I still remember the behemoth of a commit that was "-60,000 (or similar) lines of code". Best commit I ever pushed.
Those were fun times. Hadn't done anything algorithmically impressive since.
I still remember the behemoth of a commit that was "-60,000 (or similar) lines of code". Best commit I ever pushed.
Those were fun times. Hadn't done anything algorithmically impressive since.
The graph that is to be determined as a subset is a tree. From there he says it can be done in an algorithm that only traverses every node at most one time.
I’m assuming he’s also given a starting node in the original graph and the algorithm just traverses both graphs at the same time starting from the given start node in the original graph and the root in the tree to see if they match? Standard DFS or BFS works here.
I may be mistaken. Because I don’t see any other way to do it in one walk through unless you are given a starting node in the original graph but I could be mistaken.
To your other point, The algorithm inherently has to also be statefull.

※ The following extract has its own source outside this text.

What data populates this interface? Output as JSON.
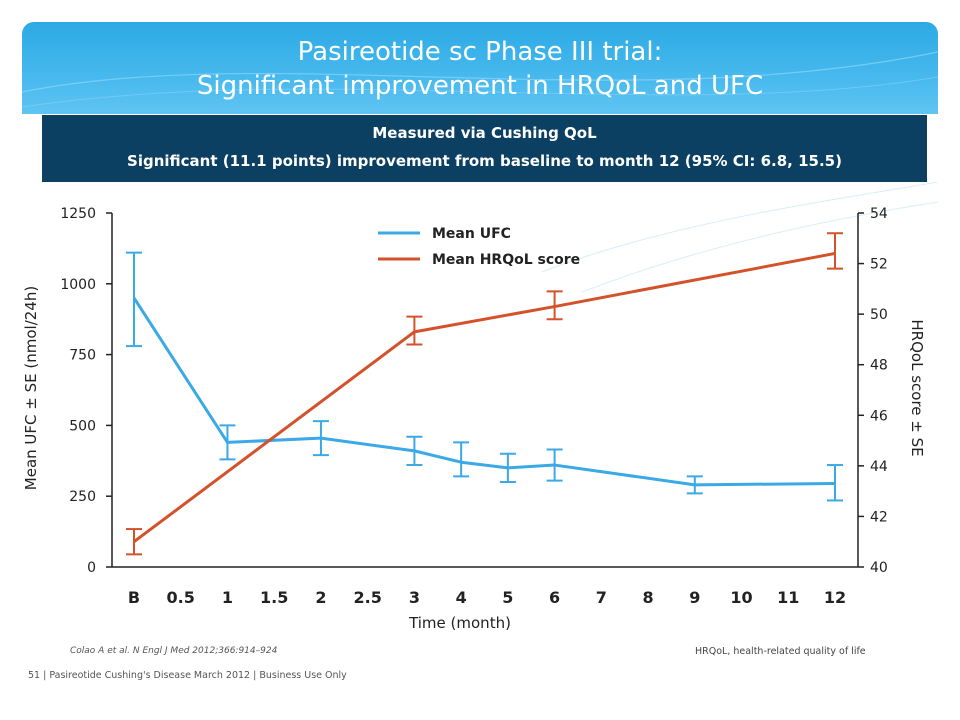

All traversal algorithms for graphs have to have long term state. Simply because if your at a node in a graph and it has like 40 paths to other places you can literally only go down one path at a time and you have to statefully remember that node has another 39 paths that you have to come back to later.

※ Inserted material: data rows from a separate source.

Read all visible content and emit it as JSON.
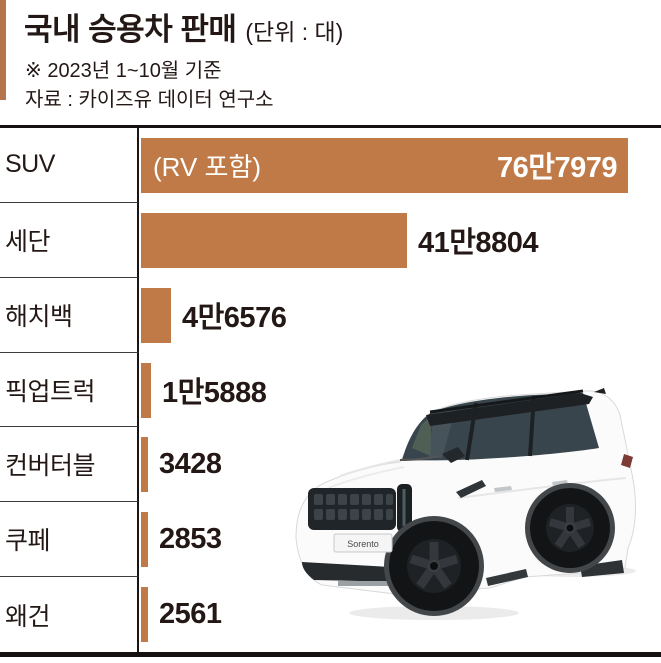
{
  "header": {
    "title": "국내 승용차 판매",
    "unit": "(단위 : 대)",
    "note": "※ 2023년 1~10월 기준",
    "source": "자료 : 카이즈유 데이터 연구소"
  },
  "chart_data": {
    "type": "bar",
    "orientation": "horizontal",
    "title": "국내 승용차 판매",
    "unit_label": "대",
    "categories": [
      "SUV",
      "세단",
      "해치백",
      "픽업트럭",
      "컨버터블",
      "쿠페",
      "왜건"
    ],
    "values": [
      767979,
      418804,
      46576,
      15888,
      3428,
      2853,
      2561
    ],
    "value_labels": [
      "76만7979",
      "41만8804",
      "4만6576",
      "1만5888",
      "3428",
      "2853",
      "2561"
    ],
    "bar_annotations": [
      "(RV 포함)",
      "",
      "",
      "",
      "",
      "",
      ""
    ],
    "xlim": [
      0,
      767979
    ],
    "grid": false,
    "legend": false
  },
  "car_image": {
    "plate_text": "Sorento"
  },
  "colors": {
    "bar": "#c07a47",
    "accent_bar": "#b5744e",
    "text": "#231815",
    "rule": "#151110"
  }
}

I oversimplified the problem :). Really it was about generating an isomporhic-ish view, based on some user defined rules, of an existing graph, itself generated by a subgraph isomorphism by a query language.

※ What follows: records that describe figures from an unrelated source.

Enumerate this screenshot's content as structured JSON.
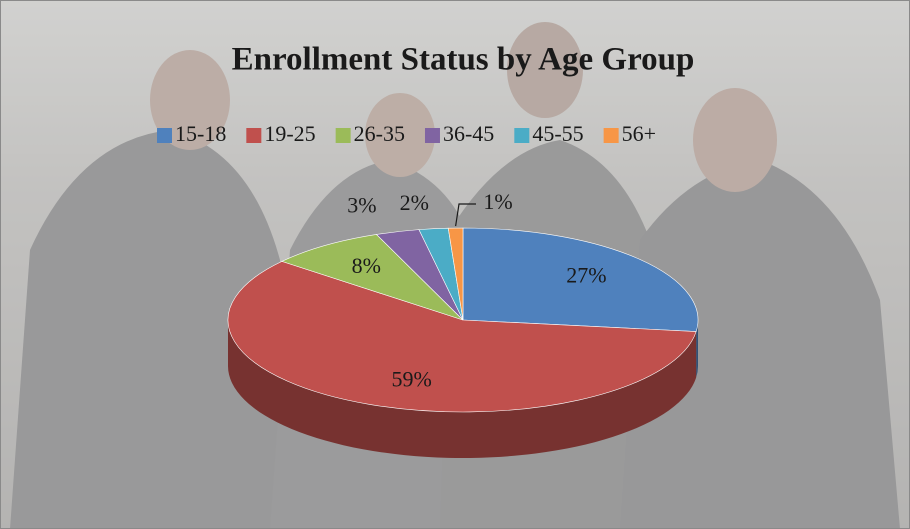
{
  "chart_data": {
    "type": "pie",
    "title": "Enrollment Status by Age Group",
    "categories": [
      "15-18",
      "19-25",
      "26-35",
      "36-45",
      "45-55",
      "56+"
    ],
    "values": [
      27,
      59,
      8,
      3,
      2,
      1
    ],
    "value_labels": [
      "27%",
      "59%",
      "8%",
      "3%",
      "2%",
      "1%"
    ],
    "colors": [
      "#4f81bd",
      "#c0504d",
      "#9bbb59",
      "#8064a2",
      "#4bacc6",
      "#f79646"
    ],
    "legend": "top"
  }
}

Think a computer network as a graph, with various other configuration items like processes, attached drives, etc (something also known as a CMDB). Query that graph to generate a subgraph out of it. Then use rules to make that subgraph appear as a tree of layers (tree but in each layer you may have additional edges between the vertices) because trees are efficient, non-complex representation on 2d space (i.e. monitors).
However, a child node in that tree isn't necessarily connected directly to the parent node. E.g. one of the rules may be "display the sub network and the attached drives in a single layer", so now the parent node, the gateway, has both network nodes (directly connected to it) and attached drives (indirectly connected to it) as direct descendants.
Extend this to be able to connect through any descendant, direct or indirect (gateway -> network node -> disk -> config file -> config value - but put the config value on the level of the network node and build a link between them to represent the compound relationship).
Walk through the original subgraph while evaluating the rules and build a "trace back" stack to let you understand how to build each layer even in the presence of compound links while performing a single walkthrough instead of nm (original vertices rules for generation).
As I said, that was a lot of fun. I miss those days.